Fibonacci betting applies the famous Fibonacci number sequence to bet staking. The sequence — 1, 1, 2, 3, 5, 8, 13, 21, 34, 55... — governs how stakes change after wins and losses. After a loss, you advance one step in the sequence (increasing the stake). After a win, you go back two steps (decreasing the stake). A win always recovers the previous two losses.
The progression: start at step 1 (stake = 1 unit). If you lose, move to step 2 (stake = 1 unit — same as step 1). Lose again, move to step 3 (stake = 2 units).
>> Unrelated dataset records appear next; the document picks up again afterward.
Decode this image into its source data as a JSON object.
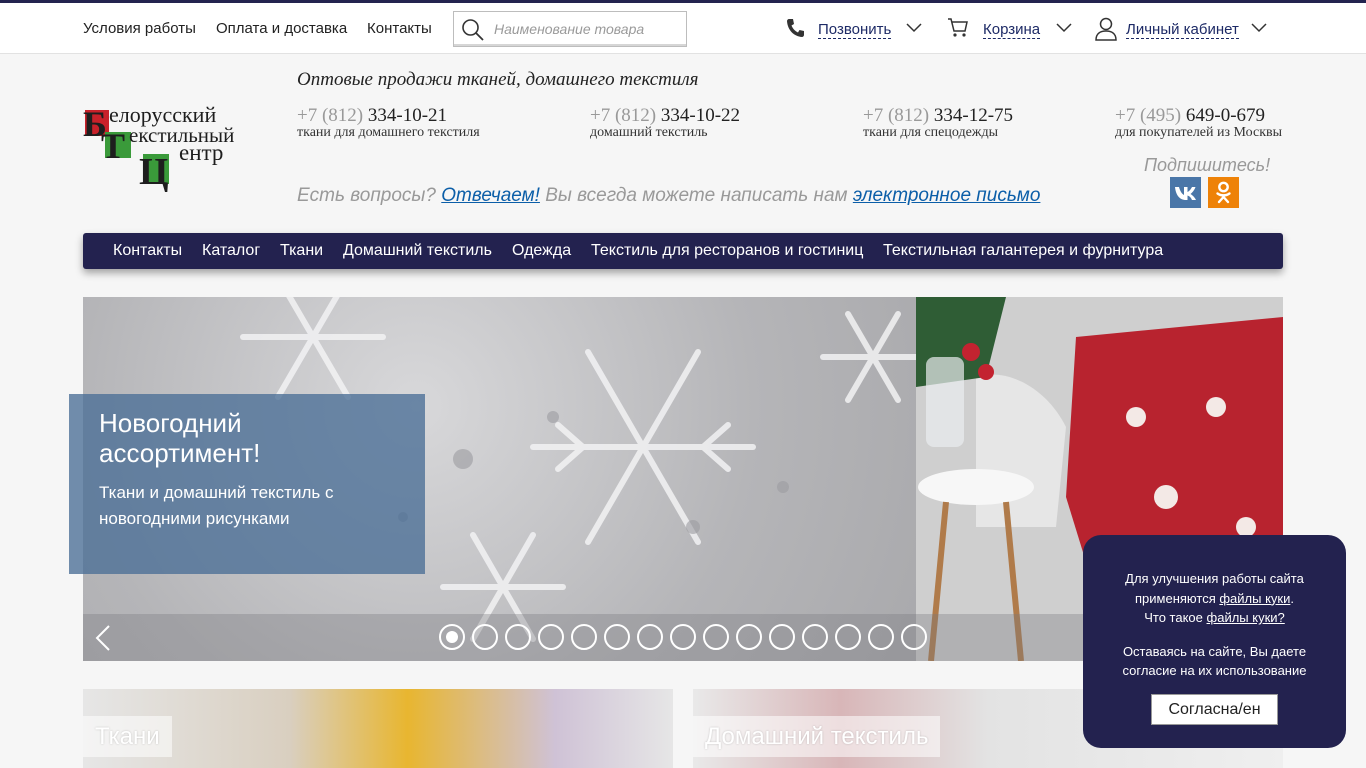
{
  "topbar": {
    "links": [
      "Условия работы",
      "Оплата и доставка",
      "Контакты"
    ],
    "search_placeholder": "Наименование товара",
    "call_label": "Позвонить",
    "cart_label": "Корзина",
    "account_label": "Личный кабинет"
  },
  "logo": {
    "line1": "елорусский",
    "line2": "екстильный",
    "line3": "ентр",
    "letters": [
      "Б",
      "Т",
      "Ц"
    ]
  },
  "header": {
    "tagline": "Оптовые продажи тканей, домашнего текстиля",
    "phones": [
      {
        "prefix": "+7 (812)",
        "number": "334-10-21",
        "desc": "ткани для домашнего текстиля"
      },
      {
        "prefix": "+7 (812)",
        "number": "334-10-22",
        "desc": "домашний текстиль"
      },
      {
        "prefix": "+7 (812)",
        "number": "334-12-75",
        "desc": "ткани для спецодежды"
      },
      {
        "prefix": "+7 (495)",
        "number": "649-0-679",
        "desc": "для покупателей из Москвы"
      }
    ],
    "questions_a": "Есть вопросы?",
    "questions_link1": "Отвечаем!",
    "questions_b": "Вы всегда можете написать нам",
    "questions_link2": "электронное письмо",
    "subscribe": "Подпишитесь!",
    "social": [
      "vk-icon",
      "odnoklassniki-icon"
    ]
  },
  "nav": {
    "items": [
      "Контакты",
      "Каталог",
      "Ткани",
      "Домашний текстиль",
      "Одежда",
      "Текстиль для ресторанов и гостиниц",
      "Текстильная галантерея и фурнитура"
    ]
  },
  "slider": {
    "title": "Новогодний ассортимент!",
    "subtitle": "Ткани и домашний текстиль с новогодними рисунками",
    "slide_count": 15,
    "active_index": 0
  },
  "cards": [
    "Ткани",
    "Домашний текстиль"
  ],
  "cookie": {
    "text1": "Для улучшения работы сайта применяются",
    "link1": "файлы куки",
    "text2": "Что такое",
    "link2": "файлы куки?",
    "text3": "Оставаясь на сайте, Вы даете согласие на их использование",
    "button": "Согласна/ен"
  },
  "colors": {
    "navy": "#23224f",
    "link": "#0b5ea8",
    "vk": "#4a76a8",
    "ok": "#ee8208"
  }
}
Continue losing and you move through: 1, 1, 2, 3, 5, 8, 13, 21... A win at any step recovers the previous two-step loss through the two-step regression.
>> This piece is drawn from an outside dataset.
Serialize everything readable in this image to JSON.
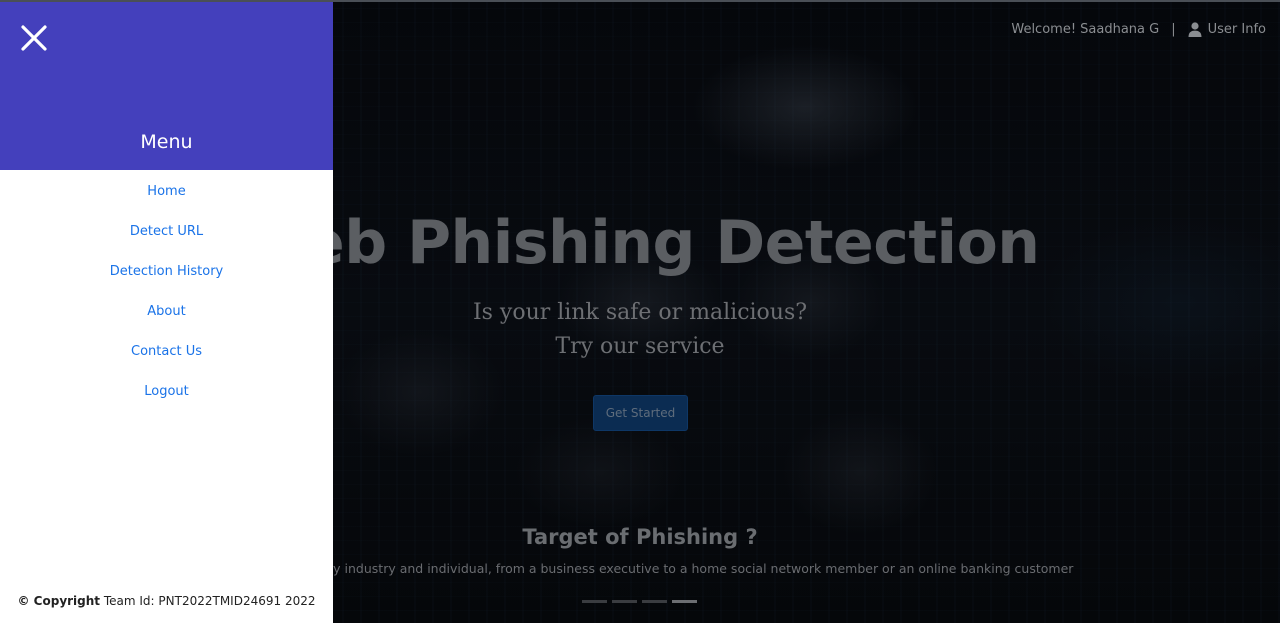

Compared to Martingale (which doubles after every loss), Fibonacci is slower to escalate but still grows exponentially over a long losing streak. After 10 consecutive losses, Fibonacci requires a stake of 55 units; Martingale would require 512 units. Both systems eventually become practically unworkable against prolonged losing sequences.
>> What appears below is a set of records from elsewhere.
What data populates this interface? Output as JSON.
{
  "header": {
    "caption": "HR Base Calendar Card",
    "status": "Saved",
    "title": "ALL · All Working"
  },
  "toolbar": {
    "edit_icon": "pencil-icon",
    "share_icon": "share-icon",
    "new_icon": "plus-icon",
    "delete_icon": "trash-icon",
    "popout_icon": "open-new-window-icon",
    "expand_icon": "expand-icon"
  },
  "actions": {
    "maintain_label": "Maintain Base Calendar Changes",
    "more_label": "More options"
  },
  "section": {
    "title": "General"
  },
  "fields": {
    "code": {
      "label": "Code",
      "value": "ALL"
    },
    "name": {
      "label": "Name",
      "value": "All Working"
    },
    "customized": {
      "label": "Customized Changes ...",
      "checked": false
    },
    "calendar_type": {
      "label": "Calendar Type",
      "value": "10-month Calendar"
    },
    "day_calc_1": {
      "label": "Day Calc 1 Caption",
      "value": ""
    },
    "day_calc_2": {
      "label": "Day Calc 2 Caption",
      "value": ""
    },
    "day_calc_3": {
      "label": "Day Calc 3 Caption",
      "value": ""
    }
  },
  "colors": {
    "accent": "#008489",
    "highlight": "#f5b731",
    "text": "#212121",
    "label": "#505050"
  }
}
Theoretical basis: Fibonacci betting is mathematically sounder than Martingale for near-even-money propositions — a single win recovers the last two losses rather than one. However, it still cannot produce a long-run profit from negative EV bets. The system is popular among recreational bettors on football draws markets (near-even money), where it provides a structured progression.
Example
You apply Fibonacci to even-money bets. Stakes (in units): Bet 1 = 1 (lose), Bet 2 = 1 (lose), Bet 3 = 2 (lose), Bet 4 = 3 (win). Win at step 4 (3 units). Go back two steps to step 2 (1 unit). Your win of 3 units covers your previous losses at steps 2 and 3 (1+2=3). Return to near the starting position.